Month: October 2018

homelessness

Our tenancy was almost up and so my housemate and I began to look for new accommodation to include another person. We had a good thing going but we could make it better, maybe. My requirements would be a big enough space to stow a child a couple times of week, but other than that – loosey goosey baby, loosey goosey.

That said, as the time pressed closer and we still hadn’t found anything, I start to panic. Usually quite a happy-go-lucky optimist, I became emotionally wobbly at one point, which made me realise that I was afraid of something.

Begin a one week countdown until I’m homeless. I need something, a plan at least. I reach out to people for advice and temporary solutions. My new potential housemate says that he could put me up for as long as needed, and could even take on the boy. A beautifully kind gesture, but I still felt uneasy and anxious.

An unusually robotic personality, driven by logic in the same ways as Dr. Spock and Data, he asks why I am so stressed, what is it specifically that is bothering me so much, considering there is now a fix.
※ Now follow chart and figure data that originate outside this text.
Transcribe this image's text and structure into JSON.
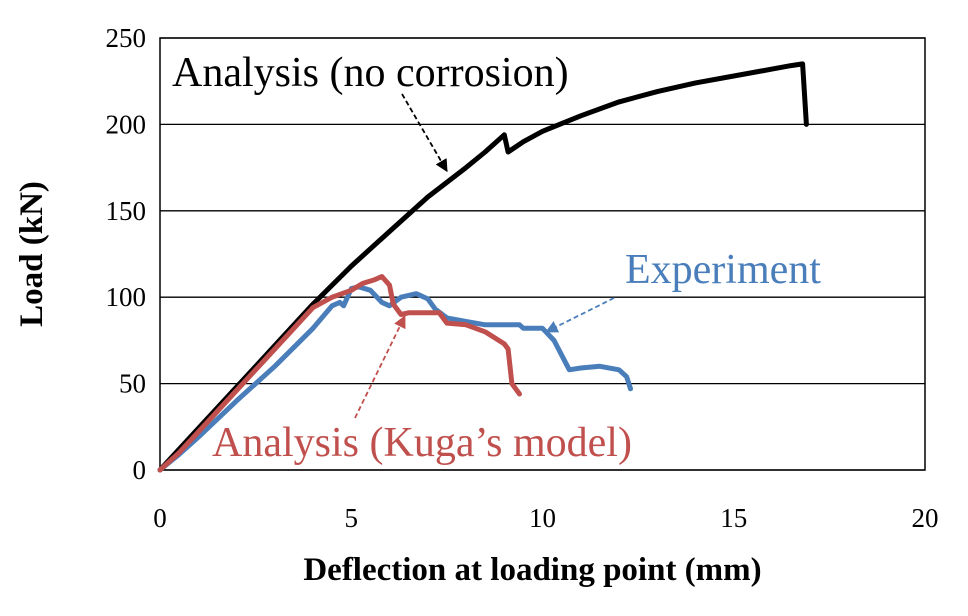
{
  "chart_data": {
    "type": "line",
    "xlabel": "Deflection at loading point (mm)",
    "ylabel": "Load (kN)",
    "xlim": [
      0,
      20
    ],
    "ylim": [
      0,
      250
    ],
    "x_ticks": [
      0,
      5,
      10,
      15,
      20
    ],
    "y_ticks": [
      0,
      50,
      100,
      150,
      200,
      250
    ],
    "grid": "horizontal",
    "legend": "none (direct annotations with dashed arrows)",
    "series": [
      {
        "name": "Analysis (no corrosion)",
        "color": "#000000",
        "points": [
          [
            0,
            0
          ],
          [
            1,
            24
          ],
          [
            2,
            48
          ],
          [
            3,
            72
          ],
          [
            4,
            96
          ],
          [
            5,
            118
          ],
          [
            6,
            138
          ],
          [
            7,
            158
          ],
          [
            8,
            175
          ],
          [
            8.5,
            184
          ],
          [
            9,
            194
          ],
          [
            9.1,
            184
          ],
          [
            9.5,
            190
          ],
          [
            10,
            196
          ],
          [
            11,
            205
          ],
          [
            12,
            213
          ],
          [
            13,
            219
          ],
          [
            14,
            224
          ],
          [
            15,
            228
          ],
          [
            16,
            232
          ],
          [
            16.5,
            234
          ],
          [
            16.8,
            235
          ],
          [
            16.9,
            200
          ]
        ]
      },
      {
        "name": "Experiment",
        "color": "#4a7ebb",
        "points": [
          [
            0,
            0
          ],
          [
            0.5,
            9
          ],
          [
            1,
            19
          ],
          [
            2,
            40
          ],
          [
            3,
            60
          ],
          [
            4,
            82
          ],
          [
            4.5,
            95
          ],
          [
            4.7,
            97
          ],
          [
            4.8,
            95
          ],
          [
            5,
            105
          ],
          [
            5.2,
            106
          ],
          [
            5.5,
            104
          ],
          [
            5.8,
            97
          ],
          [
            6,
            95
          ],
          [
            6.3,
            100
          ],
          [
            6.7,
            102
          ],
          [
            7,
            99
          ],
          [
            7.2,
            93
          ],
          [
            7.5,
            88
          ],
          [
            8,
            86
          ],
          [
            8.5,
            84
          ],
          [
            9,
            84
          ],
          [
            9.4,
            84
          ],
          [
            9.5,
            82
          ],
          [
            10,
            82
          ],
          [
            10.3,
            75
          ],
          [
            10.7,
            58
          ],
          [
            11,
            59
          ],
          [
            11.5,
            60
          ],
          [
            12,
            58
          ],
          [
            12.2,
            54
          ],
          [
            12.3,
            47
          ]
        ]
      },
      {
        "name": "Analysis (Kuga’s model)",
        "color": "#c0504d",
        "points": [
          [
            0,
            0
          ],
          [
            0.5,
            10
          ],
          [
            1,
            22
          ],
          [
            2,
            46
          ],
          [
            3,
            70
          ],
          [
            4,
            94
          ],
          [
            4.5,
            100
          ],
          [
            5,
            104
          ],
          [
            5.3,
            108
          ],
          [
            5.6,
            110
          ],
          [
            5.8,
            112
          ],
          [
            6,
            107
          ],
          [
            6.1,
            96
          ],
          [
            6.3,
            90
          ],
          [
            6.5,
            91
          ],
          [
            7,
            91
          ],
          [
            7.3,
            91
          ],
          [
            7.5,
            85
          ],
          [
            8,
            84
          ],
          [
            8.5,
            80
          ],
          [
            9,
            73
          ],
          [
            9.1,
            70
          ],
          [
            9.2,
            50
          ],
          [
            9.3,
            47
          ],
          [
            9.4,
            44
          ]
        ]
      }
    ],
    "annotations": [
      {
        "text": "Analysis (no corrosion)",
        "color": "#000000",
        "arrow_to": [
          7.5,
          173
        ]
      },
      {
        "text": "Experiment",
        "color": "#4a7ebb",
        "arrow_to": [
          10.1,
          80
        ]
      },
      {
        "text": "Analysis (Kuga’s model)",
        "color": "#c0504d",
        "arrow_to": [
          6.4,
          89
        ]
      }
    ]
  }
}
I pause for a moment and then begin to verbalise feelings and thoughts that I didn’t know I had, straight from my subconscious: that if I were to be staying at someones house, with all my belongings in tow or in storage, and I didn’t have a date for when I’d have my shit together, I would feel embarrassed. And then to have to bring a child to this home of someone else, I’d be mortified. I would feel like a failure to those around me, but more importantly, a failure to my son.

He looks at me, nods his head and says ‘Yeah, fair enough’ and walks off.

I know he doesn’t mean anything by this – his aim wasn’t to console me, merely to understand, and now he does, leaving me to sit and stew with this confession. Now I am able to acknowledge and better deal with the problems ahead, realising where my anxieties lie, all thanks to my autistic guru and new housemate.

barber

It would take two people complimenting me on my unshaved face to embrace the fact that I would now be actively trying to grow a beard. Granted these people were also young men with stubble of their own, itchy-backed and seeking reciprocity, and technically my employees so they could just be taking the piss, but this was the excuse I needed.

Self-conscious of the empty space that eats into the growth on my cheeks but mostly the one patch under my chin (bothering me enough to write about it at length), I had been told that to fill in these fleshy voids of masculinity I would simply need to go feral and not shave at all. More piss taking perhaps, but in for a penny in for a pound.

Not very flattering images above, but please remember the words of Orson Welles who said that: “part of the reason for the ugliness of adults, in a child’s eyes, is that the child is usually looking upward, and few faces are at their best when seen from below.” And remember too the words of my 3 Mobile Upgrade Consultant who, when speaking of my Samsung J3 (2016) said “The front camera is 5 megapixels, which means it’s a bad camera”. But enough vanity, and onto this beard that I so keenly need to preen.

I let it grow wild and wiry, poking out in all directions from my face, which is hairy enough as it is. When it gets a bit much I trim away at my neck but leave my cheeks and chin. For some reason it doesn’t look normal. Alas, I am in need of a haircut and so I head to my barbers, whom I now trust deeply. The Turkish chaps here know how to deal with dark hair, trimming below the neck of my t-shirt where others would not, throwing fire at my ears like a fucking exorcism. It feels legit.

When the guy sees my attempt at a beard, he asks what I want done with it. I want to grow it. He gives an avuncular nod and equips himself with a small set of clippers. He hacks away and creates a neckline across my throat, traces it with his finger and says that this is where I need to shave, that it will allow the hair to get some volume and make it less lop-sided on my face. He says all of this in a slightly hushed tone, as though he doesn’t want to embarrass me, which I fully appreciate but it does make the words sting a little. I clearly don’t know what the fuck I’m doing.

Onto my sideburns, he trims them down to the corner of my jaw and then in another bout of barberly advice leans in and says that I need to keep this part from growing too much, that it won’t gather, it’ll crawl out and “look like pubes”. I feel like a teenager, with this surrogate barber giving advice that will stop me from getting bullied at school.

I leave the barbers enlightened, and keep up the practice – trimming a neckline and keeping the pubes from the corners of my face. In a matter of weeks the patch has vanished. I plan to keep it going until my entire face is covered. Teen Wolf Ahoy.